Felix Ampah chose a life of art and teaching in the Twin Cities over a position of leadership in the government of his native Ghana.
Ampah, an award-winning professor of art and graphic design at the Minneapolis Community and Technical College, died on Feb. 26 at his Richfield home of a pulmonary embolism.
He was 53.
Ampah, who taught at the college for 26 years and was chairman of the art and design department several times, also owned the Ampah Gallery of fine art in Richfield with his wife.
In 1977, he came to the Twin Cities to study art at the Minneapolis College of Art and Design, earning a bachelor's degree in 1979.
His college classmate and colleague, Jake Jacobson, said Ampah "was probably the heart of the program" at the college.
"He was the quiet leader, behind the scenes of the program," Jacob said. "He was a genuinely humble person."
Ampah was a member of the royal family in the Abeadze Dominase Traditional Area in Ghana. He was being groomed for a leadership role in Ghana's government, but his family gave their blessing for him to study art in America.
"He loved art," Jacobson said. "Since he was a child, his brush really never stopped moving."

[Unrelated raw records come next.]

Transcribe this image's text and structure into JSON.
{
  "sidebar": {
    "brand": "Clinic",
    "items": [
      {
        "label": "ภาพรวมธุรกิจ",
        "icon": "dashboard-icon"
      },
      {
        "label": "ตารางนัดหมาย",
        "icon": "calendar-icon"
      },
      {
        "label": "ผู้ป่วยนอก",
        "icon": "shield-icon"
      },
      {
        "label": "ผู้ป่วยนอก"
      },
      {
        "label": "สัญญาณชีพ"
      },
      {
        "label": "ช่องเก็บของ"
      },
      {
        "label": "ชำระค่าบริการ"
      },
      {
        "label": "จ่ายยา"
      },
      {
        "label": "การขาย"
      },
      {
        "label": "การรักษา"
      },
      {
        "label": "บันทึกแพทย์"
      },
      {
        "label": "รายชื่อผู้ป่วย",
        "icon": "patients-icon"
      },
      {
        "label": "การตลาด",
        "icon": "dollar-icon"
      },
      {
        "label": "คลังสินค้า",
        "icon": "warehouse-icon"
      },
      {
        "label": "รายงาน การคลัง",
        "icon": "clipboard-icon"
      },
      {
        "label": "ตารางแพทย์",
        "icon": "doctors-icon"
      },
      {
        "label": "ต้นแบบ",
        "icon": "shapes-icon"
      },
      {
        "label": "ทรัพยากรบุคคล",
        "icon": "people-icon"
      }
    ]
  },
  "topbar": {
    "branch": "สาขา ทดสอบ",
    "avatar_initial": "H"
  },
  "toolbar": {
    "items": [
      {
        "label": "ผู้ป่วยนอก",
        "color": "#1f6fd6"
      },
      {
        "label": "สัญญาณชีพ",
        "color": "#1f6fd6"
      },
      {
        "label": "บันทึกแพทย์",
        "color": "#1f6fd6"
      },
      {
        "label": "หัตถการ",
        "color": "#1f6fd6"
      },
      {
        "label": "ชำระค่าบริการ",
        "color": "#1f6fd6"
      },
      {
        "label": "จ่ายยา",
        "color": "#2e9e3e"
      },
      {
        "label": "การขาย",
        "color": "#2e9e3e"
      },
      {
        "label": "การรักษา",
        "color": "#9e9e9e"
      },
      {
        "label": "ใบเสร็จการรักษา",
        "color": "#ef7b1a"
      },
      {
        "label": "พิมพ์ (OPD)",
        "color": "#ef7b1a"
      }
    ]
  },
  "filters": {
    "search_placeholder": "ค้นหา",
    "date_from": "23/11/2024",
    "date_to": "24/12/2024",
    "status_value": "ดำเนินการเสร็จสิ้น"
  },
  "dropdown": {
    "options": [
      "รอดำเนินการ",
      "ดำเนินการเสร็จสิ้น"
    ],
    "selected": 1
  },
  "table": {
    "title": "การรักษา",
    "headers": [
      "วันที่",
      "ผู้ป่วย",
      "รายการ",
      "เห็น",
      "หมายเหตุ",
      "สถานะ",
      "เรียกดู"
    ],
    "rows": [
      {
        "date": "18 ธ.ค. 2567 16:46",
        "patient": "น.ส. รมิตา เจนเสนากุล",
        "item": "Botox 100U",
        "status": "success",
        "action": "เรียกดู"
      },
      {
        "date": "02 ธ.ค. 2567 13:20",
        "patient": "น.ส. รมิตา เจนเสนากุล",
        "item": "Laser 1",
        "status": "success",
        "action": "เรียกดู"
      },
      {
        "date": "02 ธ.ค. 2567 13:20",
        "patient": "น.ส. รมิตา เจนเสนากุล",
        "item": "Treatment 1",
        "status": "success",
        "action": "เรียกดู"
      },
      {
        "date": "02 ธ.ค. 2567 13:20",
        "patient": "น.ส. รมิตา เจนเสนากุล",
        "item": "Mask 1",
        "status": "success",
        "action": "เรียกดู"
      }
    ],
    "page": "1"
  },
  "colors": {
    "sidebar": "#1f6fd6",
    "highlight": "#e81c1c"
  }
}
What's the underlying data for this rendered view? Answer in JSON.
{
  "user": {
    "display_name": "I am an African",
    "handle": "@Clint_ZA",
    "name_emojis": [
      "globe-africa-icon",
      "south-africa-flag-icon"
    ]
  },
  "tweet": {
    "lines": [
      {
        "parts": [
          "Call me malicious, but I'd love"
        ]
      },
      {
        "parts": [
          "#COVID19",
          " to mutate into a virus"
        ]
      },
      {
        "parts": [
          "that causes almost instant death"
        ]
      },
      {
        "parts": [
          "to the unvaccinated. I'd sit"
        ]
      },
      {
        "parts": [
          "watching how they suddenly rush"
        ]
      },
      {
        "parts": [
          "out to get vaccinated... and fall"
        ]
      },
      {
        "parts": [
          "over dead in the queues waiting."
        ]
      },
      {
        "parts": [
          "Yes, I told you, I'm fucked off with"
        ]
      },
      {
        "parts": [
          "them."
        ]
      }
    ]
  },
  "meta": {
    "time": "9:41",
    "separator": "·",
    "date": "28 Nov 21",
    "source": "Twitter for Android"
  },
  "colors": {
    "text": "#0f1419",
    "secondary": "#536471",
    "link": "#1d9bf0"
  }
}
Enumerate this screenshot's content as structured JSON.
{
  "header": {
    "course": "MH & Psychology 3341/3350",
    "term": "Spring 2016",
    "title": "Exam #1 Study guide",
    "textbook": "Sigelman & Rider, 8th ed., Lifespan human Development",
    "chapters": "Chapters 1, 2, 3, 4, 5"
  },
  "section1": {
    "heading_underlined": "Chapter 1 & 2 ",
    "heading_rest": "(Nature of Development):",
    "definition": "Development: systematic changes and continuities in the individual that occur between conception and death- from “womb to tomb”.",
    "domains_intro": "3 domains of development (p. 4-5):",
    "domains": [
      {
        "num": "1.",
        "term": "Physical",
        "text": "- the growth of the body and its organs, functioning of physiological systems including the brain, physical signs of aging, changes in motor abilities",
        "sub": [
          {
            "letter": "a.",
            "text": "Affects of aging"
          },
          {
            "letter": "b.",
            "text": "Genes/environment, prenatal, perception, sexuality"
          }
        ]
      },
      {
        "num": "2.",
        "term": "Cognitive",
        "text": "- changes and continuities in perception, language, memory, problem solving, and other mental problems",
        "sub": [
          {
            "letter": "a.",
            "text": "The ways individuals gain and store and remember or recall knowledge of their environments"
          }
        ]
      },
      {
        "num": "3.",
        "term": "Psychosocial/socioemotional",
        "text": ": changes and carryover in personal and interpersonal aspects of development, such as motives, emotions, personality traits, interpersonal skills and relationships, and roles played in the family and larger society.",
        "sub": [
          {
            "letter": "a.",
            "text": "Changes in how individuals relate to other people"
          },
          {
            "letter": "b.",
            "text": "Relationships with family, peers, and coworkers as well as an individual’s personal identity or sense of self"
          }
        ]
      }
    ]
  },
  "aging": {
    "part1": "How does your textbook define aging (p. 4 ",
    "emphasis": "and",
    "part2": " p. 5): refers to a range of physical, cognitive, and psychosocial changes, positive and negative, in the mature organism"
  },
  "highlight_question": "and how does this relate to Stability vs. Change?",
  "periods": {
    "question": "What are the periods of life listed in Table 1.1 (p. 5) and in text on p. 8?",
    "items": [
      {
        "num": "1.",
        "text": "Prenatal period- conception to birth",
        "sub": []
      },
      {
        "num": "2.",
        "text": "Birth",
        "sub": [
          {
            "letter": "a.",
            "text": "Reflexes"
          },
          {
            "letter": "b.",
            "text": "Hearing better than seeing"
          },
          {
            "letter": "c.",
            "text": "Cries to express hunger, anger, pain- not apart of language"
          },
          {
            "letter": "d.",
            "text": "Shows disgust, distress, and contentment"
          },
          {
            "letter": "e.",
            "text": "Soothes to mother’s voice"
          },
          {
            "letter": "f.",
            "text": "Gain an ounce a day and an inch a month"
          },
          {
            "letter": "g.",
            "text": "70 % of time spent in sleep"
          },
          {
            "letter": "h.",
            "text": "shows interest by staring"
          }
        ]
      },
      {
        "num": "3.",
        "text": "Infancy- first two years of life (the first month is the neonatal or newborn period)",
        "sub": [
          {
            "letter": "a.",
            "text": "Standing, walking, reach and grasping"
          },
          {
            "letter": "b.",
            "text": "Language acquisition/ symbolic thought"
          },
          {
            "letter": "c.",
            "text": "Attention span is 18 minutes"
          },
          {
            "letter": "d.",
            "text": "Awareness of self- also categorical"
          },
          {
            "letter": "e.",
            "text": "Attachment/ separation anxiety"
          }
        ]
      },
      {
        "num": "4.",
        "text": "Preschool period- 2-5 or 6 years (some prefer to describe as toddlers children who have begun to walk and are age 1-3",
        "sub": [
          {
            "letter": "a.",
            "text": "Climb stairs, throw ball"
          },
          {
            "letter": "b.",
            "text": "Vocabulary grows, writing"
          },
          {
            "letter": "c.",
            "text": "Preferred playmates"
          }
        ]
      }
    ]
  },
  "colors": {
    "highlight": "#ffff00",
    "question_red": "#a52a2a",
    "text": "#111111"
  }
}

Jacobson said Ampah strove to make his gallery a place to "celebrate life and art," with an eye to educating patrons about fine art, and showing the work of up-and-coming artists. Seminars on art also are given at the gallery.
At the Minneapolis Community and Technical College, he taught art history, upper-level design and fine art classes.
Ampah gave time to his students freely after class, and was always encouraging them.
"He would make them feel they were on top of the world," Jacobson said.
Ampah was named the college's first Teacher of the Year in 2005 and 2006, and the Minnesota State Colleges and Universities system honored him with the Board of Trustees Award for Excellence in Teaching in 2007.
Deta Halilovic of Minnetonka, a former student and graphic arts specialist on the college staff, said Ampah was a "really good lecturer" but was known for his support of sensitive art students.
"He really had his ways to boost your confidence," Halilovic said. He gently "got me to think from different angles."
Ampah holds an English degree from a Ghanian university, and a master of fine arts degree from what is now called California College of the Arts, San Francisco and Oakland.
For several years, he was an adjunct professor at the University of Minnesota.
His wife, Silvia, will carry on his work at their art gallery.
The gallery "was his dream," she said.
In addition to his wife, he is survived by his sons, Oliver and Antony, both of St. Louis Park; brothers Philip Stephen and Patrick, of Ghana; sisters Theresa and Irene, of Ghana, and many extended family members in Ghana..
Services in Minneapolis have been held. Services in Ghana are planned.